A database run by The Associated Press, USA Today and Northeastern University that tracks every mass killing in America going back to 2006 shows this year has been especially bad. The U.S. has now had 40 mass killings so far this year, second to the 45 that occurred for all of 2019. The database defines a mass killing as at least four people killed, not including the killer.
Tuesday’s shooting also brought back memories of another at a Walmart in 2019, when a gunman opened fire at a store in El Paso, Texas, and killed 22 people.
Kosinski said he couldn’t say how the shooter died but that he didn’t believe police fired shots.

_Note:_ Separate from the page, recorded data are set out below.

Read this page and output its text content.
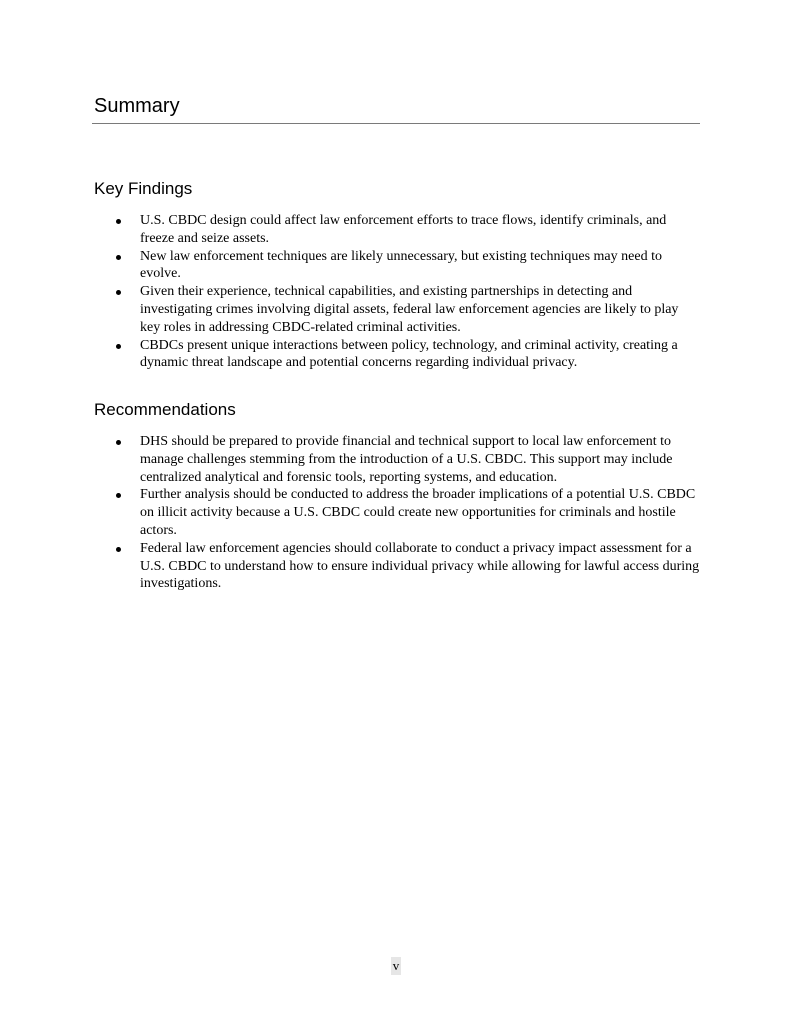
Summary
Key Findings
U.S. CBDC design could affect law enforcement efforts to trace flows, identify criminals, and freeze and seize assets.
New law enforcement techniques are likely unnecessary, but existing techniques may need to evolve.
Given their experience, technical capabilities, and existing partnerships in detecting and investigating crimes involving digital assets, federal law enforcement agencies are likely to play key roles in addressing CBDC-related criminal activities.
CBDCs present unique interactions between policy, technology, and criminal activity, creating a dynamic threat landscape and potential concerns regarding individual privacy.
Recommendations
DHS should be prepared to provide financial and technical support to local law enforcement to manage challenges stemming from the introduction of a U.S. CBDC. This support may include centralized analytical and forensic tools, reporting systems, and education.
Further analysis should be conducted to address the broader implications of a potential U.S. CBDC on illicit activity because a U.S. CBDC could create new opportunities for criminals and hostile actors.
Federal law enforcement agencies should collaborate to conduct a privacy impact assessment for a U.S. CBDC to understand how to ensure individual privacy while allowing for lawful access during investigations.
v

The shooting had apparently stopped when police arrived at the store in Chesapeake, which is Virginia’s second-largest city and lies next to the seaside communities of Norfolk and Virginia Beach.
Mike Kafka, a spokesman for Sentara Healthcare, said in a text message that five patients from the Walmart were being treated at Norfolk General Hospital. Their conditions weren’t immediately available.
Walmart tweeted early Wednesday that it was “shocked at this tragic event.”
U.S. Sen. Mark Warner said in a tweet that he was “sickened by reports of yet another mass shooting, this time at a Walmart in Chesapeake.”
State Sen. Louise Lucas echoed Warner's sentiment, tweeting that she was “absolutely heartbroken that America’s latest mass shooting took place in a Walmart in my district."